Machine learning researchers note that some inaccuracies in facial recognition systems are inevitable no matter how refined the technology becomes. And privacy advocates argue that this reality underscores the need for system audits and legislation that manages facial recognition deployment, crucial measures for protecting individual privacy and the ability to remain anonymous.
Reining It In
So far, lawmakers worldwide have been slow to codify parameters for the technology. Even the United Kingdom, which has experimented with facial recognition tools in law enforcement since the 1990s, lacks a regulatory framework for it. In the US, representatives Jim Jordan from Ohio and Ted Lieu from California have expressed a desire to introduce legislation addressing government’s use of facial recognition. In the meantime, though, the technology has proliferated unchecked.
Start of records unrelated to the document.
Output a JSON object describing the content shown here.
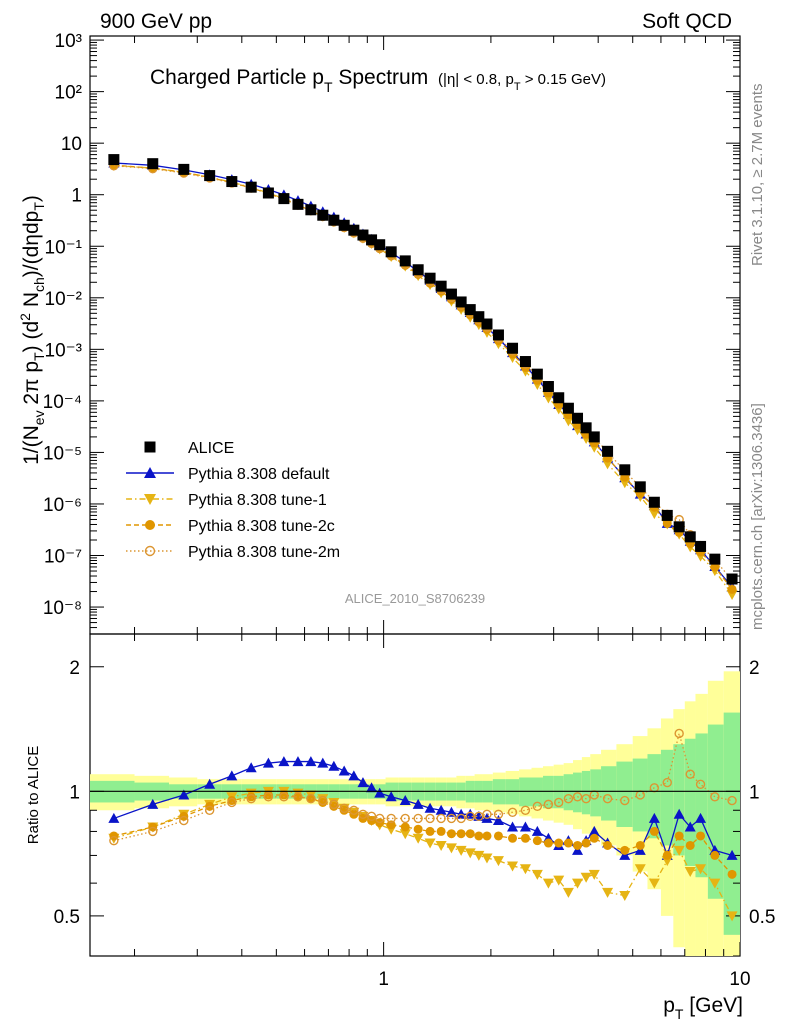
{
  "header": {
    "left": "900 GeV pp",
    "right": "Soft QCD",
    "title_main": "Charged Particle p",
    "title_sub": "T",
    "title_word": " Spectrum",
    "title_cut": "(|η| < 0.8, p",
    "title_cut_sub": "T",
    "title_cut_end": " > 0.15 GeV)",
    "analysis_id": "ALICE_2010_S8706239"
  },
  "side_labels": {
    "rivet": "Rivet 3.1.10, ≥ 2.7M events",
    "mcplots": "mcplots.cern.ch [arXiv:1306.3436]"
  },
  "axes": {
    "ylabel_top": "1/(N_ev 2π p_T) (d² N_ch)/(dηdp_T)",
    "ylabel_bottom": "Ratio to ALICE",
    "xlabel": "p_T [GeV]",
    "x_tick_labels": [
      "1",
      "10"
    ],
    "y_top_tick_labels": [
      "10⁻⁸",
      "10⁻⁷",
      "10⁻⁶",
      "10⁻⁵",
      "10⁻⁴",
      "10⁻³",
      "10⁻²",
      "10⁻¹",
      "1",
      "10",
      "10²",
      "10³"
    ],
    "y_bottom_tick_labels": [
      "0.5",
      "1",
      "2"
    ]
  },
  "legend": [
    {
      "label": "ALICE",
      "marker": "square",
      "color": "#000000",
      "line": "none"
    },
    {
      "label": "Pythia 8.308 default",
      "marker": "triangle-up",
      "color": "#0a14c8",
      "line": "solid"
    },
    {
      "label": "Pythia 8.308 tune-1",
      "marker": "triangle-down",
      "color": "#e6b414",
      "line": "dashdot"
    },
    {
      "label": "Pythia 8.308 tune-2c",
      "marker": "circle",
      "color": "#e09600",
      "line": "dashed"
    },
    {
      "label": "Pythia 8.308 tune-2m",
      "marker": "circle-open",
      "color": "#dc9632",
      "line": "dotted"
    }
  ],
  "chart_data": {
    "type": "scatter",
    "x_scale": "log",
    "y_scale_top": "log",
    "y_scale_bottom": "log",
    "xlim": [
      0.15,
      10
    ],
    "ylim_top": [
      3e-09,
      1200.0
    ],
    "ylim_bottom": [
      0.4,
      2.4
    ],
    "x": [
      0.175,
      0.225,
      0.275,
      0.325,
      0.375,
      0.425,
      0.475,
      0.525,
      0.575,
      0.625,
      0.675,
      0.725,
      0.775,
      0.825,
      0.875,
      0.925,
      0.975,
      1.05,
      1.15,
      1.25,
      1.35,
      1.45,
      1.55,
      1.65,
      1.75,
      1.85,
      1.95,
      2.1,
      2.3,
      2.5,
      2.7,
      2.9,
      3.1,
      3.3,
      3.5,
      3.7,
      3.9,
      4.25,
      4.75,
      5.25,
      5.75,
      6.25,
      6.75,
      7.25,
      7.75,
      8.5,
      9.5
    ],
    "alice": [
      4.8,
      4.0,
      3.1,
      2.35,
      1.8,
      1.4,
      1.08,
      0.84,
      0.65,
      0.51,
      0.4,
      0.32,
      0.255,
      0.205,
      0.165,
      0.133,
      0.107,
      0.078,
      0.052,
      0.035,
      0.024,
      0.0168,
      0.0118,
      0.0083,
      0.0059,
      0.0043,
      0.0031,
      0.0019,
      0.00105,
      0.00058,
      0.00033,
      0.00019,
      0.000115,
      7.2e-05,
      4.6e-05,
      3e-05,
      2e-05,
      1.05e-05,
      4.6e-06,
      2.15e-06,
      1.08e-06,
      6e-07,
      3.6e-07,
      2.3e-07,
      1.5e-07,
      8.5e-08,
      3.5e-08
    ],
    "ratio_series": [
      {
        "name": "Pythia 8.308 default",
        "values": [
          0.86,
          0.93,
          0.98,
          1.04,
          1.09,
          1.14,
          1.17,
          1.18,
          1.18,
          1.18,
          1.17,
          1.15,
          1.12,
          1.09,
          1.05,
          1.02,
          0.99,
          0.97,
          0.95,
          0.93,
          0.91,
          0.9,
          0.89,
          0.88,
          0.88,
          0.87,
          0.86,
          0.85,
          0.82,
          0.82,
          0.8,
          0.77,
          0.74,
          0.76,
          0.72,
          0.76,
          0.8,
          0.75,
          0.7,
          0.72,
          0.86,
          0.7,
          0.88,
          0.82,
          0.86,
          0.72,
          0.7
        ]
      },
      {
        "name": "Pythia 8.308 tune-1",
        "values": [
          0.77,
          0.82,
          0.88,
          0.93,
          0.97,
          0.99,
          1.0,
          1.0,
          0.99,
          0.98,
          0.96,
          0.94,
          0.91,
          0.89,
          0.87,
          0.85,
          0.83,
          0.81,
          0.79,
          0.77,
          0.75,
          0.74,
          0.73,
          0.72,
          0.71,
          0.7,
          0.69,
          0.68,
          0.66,
          0.65,
          0.63,
          0.6,
          0.61,
          0.57,
          0.6,
          0.62,
          0.63,
          0.57,
          0.56,
          0.65,
          0.6,
          0.68,
          0.72,
          0.64,
          0.65,
          0.6,
          0.5
        ]
      },
      {
        "name": "Pythia 8.308 tune-2c",
        "values": [
          0.78,
          0.82,
          0.87,
          0.92,
          0.95,
          0.97,
          0.98,
          0.98,
          0.97,
          0.96,
          0.94,
          0.92,
          0.9,
          0.88,
          0.86,
          0.85,
          0.84,
          0.83,
          0.82,
          0.81,
          0.8,
          0.8,
          0.79,
          0.79,
          0.79,
          0.78,
          0.78,
          0.78,
          0.77,
          0.77,
          0.76,
          0.75,
          0.75,
          0.75,
          0.74,
          0.75,
          0.77,
          0.74,
          0.72,
          0.74,
          0.8,
          0.7,
          0.78,
          0.74,
          0.78,
          0.7,
          0.63
        ]
      },
      {
        "name": "Pythia 8.308 tune-2m",
        "values": [
          0.76,
          0.8,
          0.85,
          0.9,
          0.94,
          0.96,
          0.97,
          0.97,
          0.97,
          0.96,
          0.95,
          0.93,
          0.91,
          0.9,
          0.88,
          0.87,
          0.86,
          0.86,
          0.86,
          0.86,
          0.86,
          0.86,
          0.86,
          0.86,
          0.87,
          0.87,
          0.88,
          0.88,
          0.89,
          0.9,
          0.92,
          0.93,
          0.94,
          0.96,
          0.97,
          0.96,
          0.98,
          0.96,
          0.95,
          0.98,
          1.02,
          1.05,
          1.38,
          1.1,
          1.04,
          0.97,
          0.95
        ]
      }
    ],
    "uncertainty_band_green": [
      0.06,
      0.05,
      0.04,
      0.04,
      0.04,
      0.04,
      0.04,
      0.04,
      0.04,
      0.04,
      0.04,
      0.04,
      0.04,
      0.04,
      0.04,
      0.04,
      0.04,
      0.05,
      0.05,
      0.05,
      0.05,
      0.05,
      0.05,
      0.05,
      0.06,
      0.06,
      0.06,
      0.07,
      0.07,
      0.08,
      0.08,
      0.09,
      0.09,
      0.1,
      0.11,
      0.12,
      0.13,
      0.15,
      0.18,
      0.2,
      0.23,
      0.26,
      0.3,
      0.34,
      0.38,
      0.45,
      0.55
    ],
    "uncertainty_band_yellow": [
      0.1,
      0.09,
      0.08,
      0.07,
      0.07,
      0.07,
      0.07,
      0.07,
      0.07,
      0.07,
      0.07,
      0.07,
      0.07,
      0.07,
      0.07,
      0.07,
      0.07,
      0.08,
      0.08,
      0.08,
      0.08,
      0.08,
      0.08,
      0.09,
      0.09,
      0.1,
      0.1,
      0.11,
      0.12,
      0.13,
      0.14,
      0.15,
      0.16,
      0.17,
      0.19,
      0.21,
      0.23,
      0.26,
      0.3,
      0.36,
      0.42,
      0.5,
      0.58,
      0.65,
      0.72,
      0.85,
      0.95
    ]
  }
}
“Customs and Border Protection is already starting to use face recognition at the borders in airports and also at a couple of land border crossings,” says Jennifer Lynch, a senior staff attorney at the Electronic Frontier Foundation who in February published an extensive report on law enforcement’s use of facial recognition tools. “I think what I am most concerned about is what they are starting to do in airports, because they’re partnering with some of the private airlines in doing face recognition screening of people getting on international flights. That includes US citizens and they’re retaining the data on US citizens and I don’t think they have any legal authority to do that at all.”
‘There’s no transparency into all the misfires, and the reason there’s no transparency is that there’s no law.’
Alvaro Bedoya, Center for Privacy & Technology
Research also indicates that at least a quarter of local and state police departments nationwide in the US either have their own facial recognition database or can access another agency’s to use as they see fit in investigations and policing. And law enforcement the majority of states can access photos taken for identification documents like drivers licenses. The Department of Justice also operates broad facial recognition programs; in a March 2017 statement.
Meanwhile, Government Accountability Office audits have surfaced serious reliability and privacy concerns. One study in May 2016 found that the FBI was not fully complying with existing privacy laws and was not publishing “privacy impact assessments” in a timely way. The evaluation also concluded that the FBI’s system accuracy tests were inadequate and not comprehensive. In March 2017, GAO said that the FBI had responded to some of the findings and initiated changes, but that some were still outstanding.
If there’s an upside to the unease around facial recognition technology—both when it works and when it doesn’t—it’s that people intuitively understand the technology’s privacy implications. “People on the street get how creepy face recognition is in a way they don’t really get it for cookies on your browser or other technologies. They understand this,” says Center for Privacy & Technology’s Bedoya.
That visceral connection may help privacy advocates encourage oversight to ensure that the technology is used responsibly. But for the public, promises of a better-regulated tomorrow don’t help protect people today.